By Kathleen Kennedy, Rick Bogusch
Late spring and early summer are busy and rewarding times at Bridge Gardens.
There’s been a lot to harvest in the vegetable garden as well as the community gardens. Arugula, radishes, leaf and head lettuces, turnips, cilantro, kale and more are in abundance.
Cabbage and other cole crops will be ready in a couple of weeks and summer crops like tomatoes and summer squash are growing, offering the promise of more to come.
As crops are harvested, new plantings go in, like plugs of summer lettuce and additional sowings of beets and carrots.
It’s time to plant, weed, and mulch everywhere. And then start all over again. That’s certainly true in the herb garden, now in full early summer bloom and full of foxgloves, roses, valerian, poppies, all beautiful single and together, and all with a story to tell about the long history of plants and humans.

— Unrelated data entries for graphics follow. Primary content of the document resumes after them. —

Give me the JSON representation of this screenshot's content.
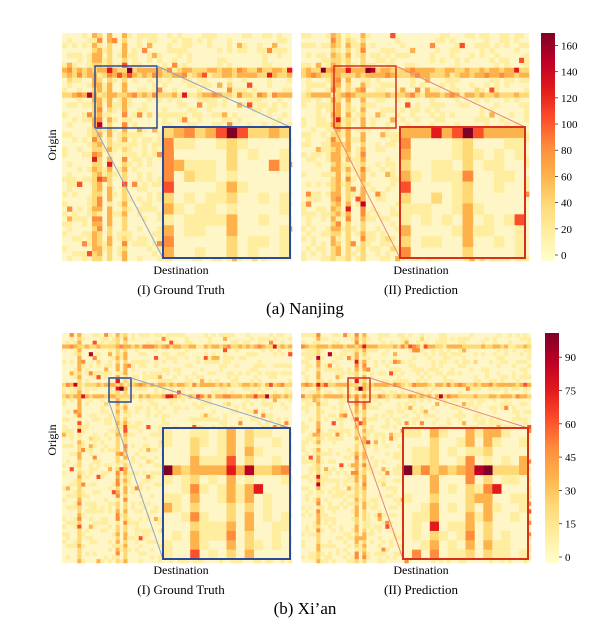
{
  "chart_data": [
    {
      "type": "heatmap",
      "panel_caption": "(a) Nanjing",
      "ylabel": "Origin",
      "colorbar": {
        "ticks": [
          0,
          20,
          40,
          60,
          80,
          100,
          120,
          140,
          160
        ],
        "max": 168
      },
      "subplots": [
        {
          "xlabel": "Destination",
          "caption": "(I) Ground Truth",
          "zoom_color": "#2b4a9a"
        },
        {
          "xlabel": "Destination",
          "caption": "(II) Prediction",
          "zoom_color": "#d7301f"
        }
      ],
      "colormap": [
        "#ffffcc",
        "#ffeda0",
        "#fed976",
        "#feb24c",
        "#fd8d3c",
        "#fc4e2a",
        "#e31a1c",
        "#bd0026",
        "#800026"
      ]
    },
    {
      "type": "heatmap",
      "panel_caption": "(b) Xi’an",
      "ylabel": "Origin",
      "colorbar": {
        "ticks": [
          0,
          15,
          30,
          45,
          60,
          75,
          90
        ],
        "max": 100
      },
      "subplots": [
        {
          "xlabel": "Destination",
          "caption": "(I) Ground Truth",
          "zoom_color": "#2b4a9a"
        },
        {
          "xlabel": "Destination",
          "caption": "(II) Prediction",
          "zoom_color": "#d7301f"
        }
      ],
      "colormap": [
        "#ffffcc",
        "#ffeda0",
        "#fed976",
        "#feb24c",
        "#fd8d3c",
        "#fc4e2a",
        "#e31a1c",
        "#bd0026",
        "#800026"
      ]
    }
  ]
}
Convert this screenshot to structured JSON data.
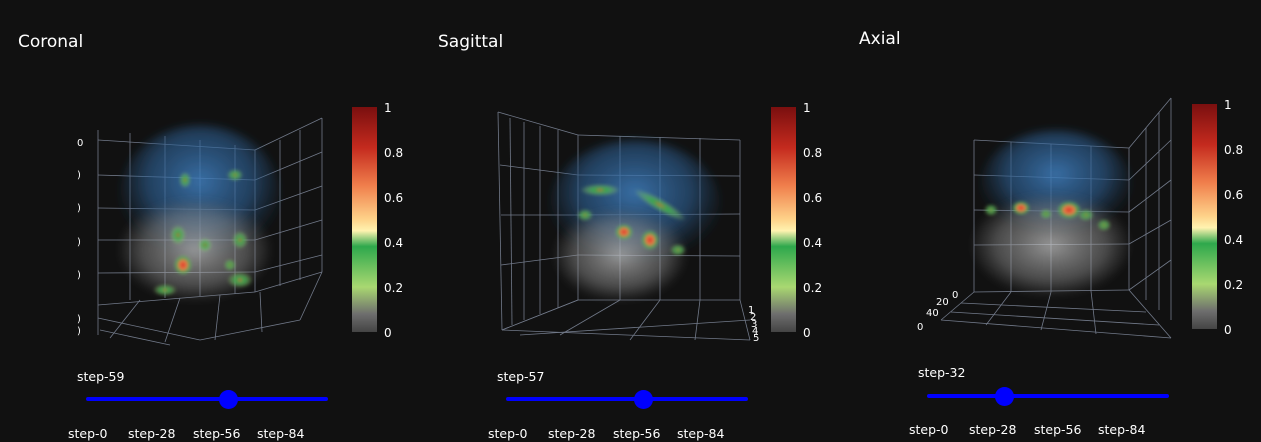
{
  "panels": [
    {
      "title": "Coronal",
      "slider": {
        "current_label": "step-59",
        "current_step": 59,
        "max_step": 100
      },
      "axis_ticks": [
        "0",
        ")",
        ")",
        ")",
        ")",
        ")",
        ")"
      ],
      "axis2_ticks": []
    },
    {
      "title": "Sagittal",
      "slider": {
        "current_label": "step-57",
        "current_step": 57,
        "max_step": 100
      },
      "axis_ticks": [],
      "axis2_ticks": [
        "1",
        "2",
        "3",
        "4",
        "5"
      ]
    },
    {
      "title": "Axial",
      "slider": {
        "current_label": "step-32",
        "current_step": 32,
        "max_step": 100
      },
      "axis_ticks": [
        "0",
        "20",
        "40",
        "0"
      ],
      "axis2_ticks": []
    }
  ],
  "slider_steps": [
    "step-0",
    "step-28",
    "step-56",
    "step-84"
  ],
  "colorbar": {
    "ticks": [
      "1",
      "0.8",
      "0.6",
      "0.4",
      "0.2",
      "0"
    ],
    "colors": [
      "#7a0f0f",
      "#c42a1e",
      "#f07f4c",
      "#fed38a",
      "#fff3b0",
      "#2ea84c",
      "#a9d871",
      "#6e6e6e",
      "#444444"
    ]
  },
  "chart_data": [
    {
      "type": "heatmap",
      "title": "Coronal",
      "colorbar_range": [
        0,
        1
      ],
      "slider": {
        "steps": [
          "step-0",
          "step-28",
          "step-56",
          "step-84"
        ],
        "current": "step-59"
      }
    },
    {
      "type": "heatmap",
      "title": "Sagittal",
      "colorbar_range": [
        0,
        1
      ],
      "slider": {
        "steps": [
          "step-0",
          "step-28",
          "step-56",
          "step-84"
        ],
        "current": "step-57"
      }
    },
    {
      "type": "heatmap",
      "title": "Axial",
      "colorbar_range": [
        0,
        1
      ],
      "slider": {
        "steps": [
          "step-0",
          "step-28",
          "step-56",
          "step-84"
        ],
        "current": "step-32"
      }
    }
  ]
}
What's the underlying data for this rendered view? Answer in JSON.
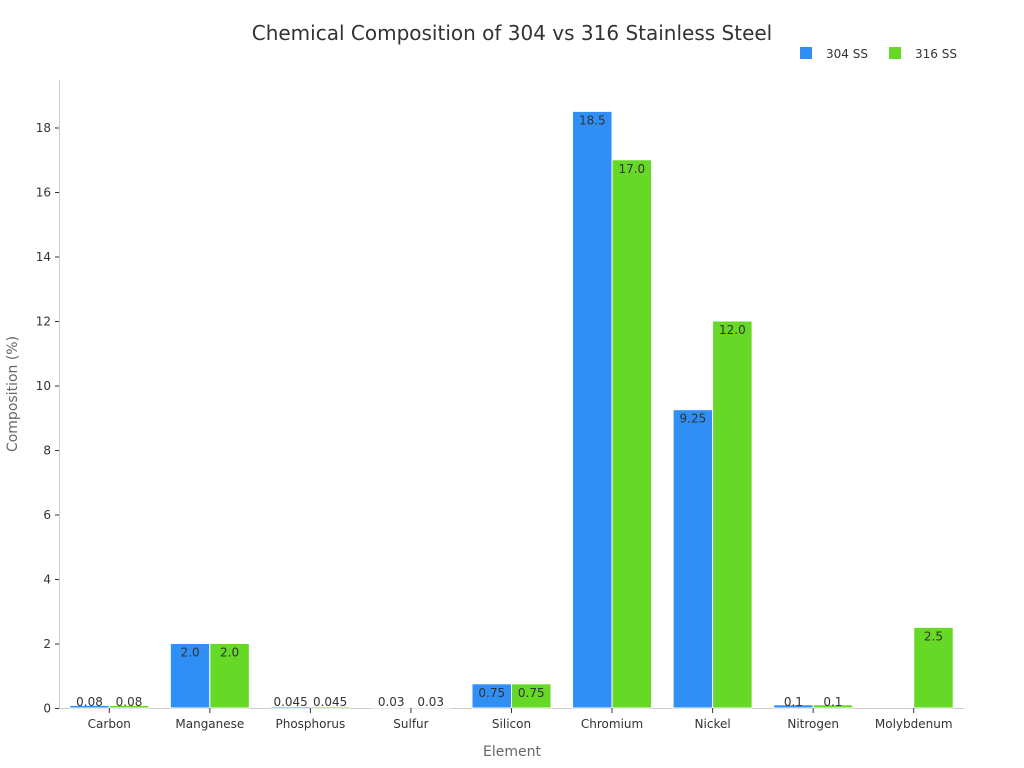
{
  "chart_data": {
    "type": "bar",
    "title": "Chemical Composition of 304 vs 316 Stainless Steel",
    "xlabel": "Element",
    "ylabel": "Composition (%)",
    "ylim": [
      0,
      19.5
    ],
    "yticks": [
      0,
      2,
      4,
      6,
      8,
      10,
      12,
      14,
      16,
      18
    ],
    "categories": [
      "Carbon",
      "Manganese",
      "Phosphorus",
      "Sulfur",
      "Silicon",
      "Chromium",
      "Nickel",
      "Nitrogen",
      "Molybdenum"
    ],
    "series": [
      {
        "name": "304 SS",
        "color": "#2f8ff5",
        "values": [
          0.08,
          2.0,
          0.045,
          0.03,
          0.75,
          18.5,
          9.25,
          0.1,
          0
        ],
        "labels": [
          "0.08",
          "2.0",
          "0.045",
          "0.03",
          "0.75",
          "18.5",
          "9.25",
          "0.1",
          ""
        ]
      },
      {
        "name": "316 SS",
        "color": "#66d926",
        "values": [
          0.08,
          2.0,
          0.045,
          0.03,
          0.75,
          17.0,
          12.0,
          0.1,
          2.5
        ],
        "labels": [
          "0.08",
          "2.0",
          "0.045",
          "0.03",
          "0.75",
          "17.0",
          "12.0",
          "0.1",
          "2.5"
        ]
      }
    ],
    "legend_position": "top-right",
    "grid": false
  }
}
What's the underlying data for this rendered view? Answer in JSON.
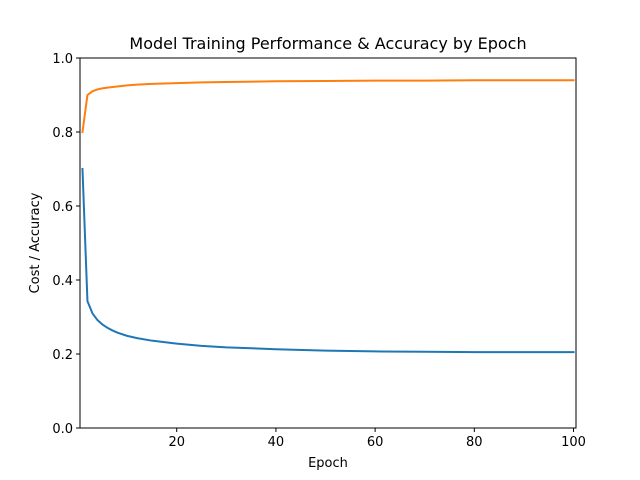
{
  "chart_data": {
    "type": "line",
    "title": "Model Training Performance & Accuracy by Epoch",
    "xlabel": "Epoch",
    "ylabel": "Cost / Accuracy",
    "xlim": [
      0.5,
      100.5
    ],
    "ylim": [
      0.0,
      1.0
    ],
    "xticks": [
      20,
      40,
      60,
      80,
      100
    ],
    "yticks": [
      0.0,
      0.2,
      0.4,
      0.6,
      0.8,
      1.0
    ],
    "ytick_labels": [
      "0.0",
      "0.2",
      "0.4",
      "0.6",
      "0.8",
      "1.0"
    ],
    "grid": false,
    "legend": false,
    "series": [
      {
        "color": "#1f77b4",
        "x": [
          1,
          2,
          3,
          4,
          5,
          6,
          7,
          8,
          10,
          12,
          15,
          20,
          25,
          30,
          40,
          50,
          60,
          70,
          80,
          90,
          100
        ],
        "values": [
          0.7,
          0.343,
          0.31,
          0.292,
          0.28,
          0.271,
          0.264,
          0.258,
          0.249,
          0.243,
          0.236,
          0.228,
          0.222,
          0.218,
          0.213,
          0.209,
          0.207,
          0.206,
          0.205,
          0.205,
          0.205
        ]
      },
      {
        "color": "#ff7f0e",
        "x": [
          1,
          2,
          3,
          4,
          5,
          6,
          8,
          10,
          12,
          15,
          20,
          25,
          30,
          40,
          50,
          60,
          70,
          80,
          90,
          100
        ],
        "values": [
          0.8,
          0.9,
          0.91,
          0.915,
          0.918,
          0.92,
          0.923,
          0.926,
          0.928,
          0.93,
          0.932,
          0.934,
          0.935,
          0.937,
          0.938,
          0.939,
          0.939,
          0.94,
          0.94,
          0.94
        ]
      }
    ]
  }
}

Roses are fast reaching peak display. Thanks to volunteers Heidi Rain, Tom Oleszczuk and Paul Wagner, they stay deadheaded, clean, fertilized and managed with organic treatments. Visit now to see the many hybrid tea and shrub roses showing their best color.
June is the month to start trimming hedges. At Bridge Gardens, Shawn usually waits until after the privet hedges have bloomed before trimming, as he tackles the boxwood, holly and osage orange.
If you like alliums, now is the time to visit and enjoy the ones in the sunny mixed border. They look great with the purple-leaved loosestrife (the native Lysimachia ciliata var. atropurpurea) and the newly planted birch-leaved spiraea, a near native from the central United States.
The border is transitioning from a mostly herbaceous border to a shrub border, planted with natives and near natives like the spiraea, winterberry hollies and bladder-nut. Existing perennials will remain, with some editing, until shrubs attain full growth and crowd them out.
There’s lots to see here, so join our many other visitors who come to enjoy and learn at Bridge Gardens. I look forward to seeing you soon.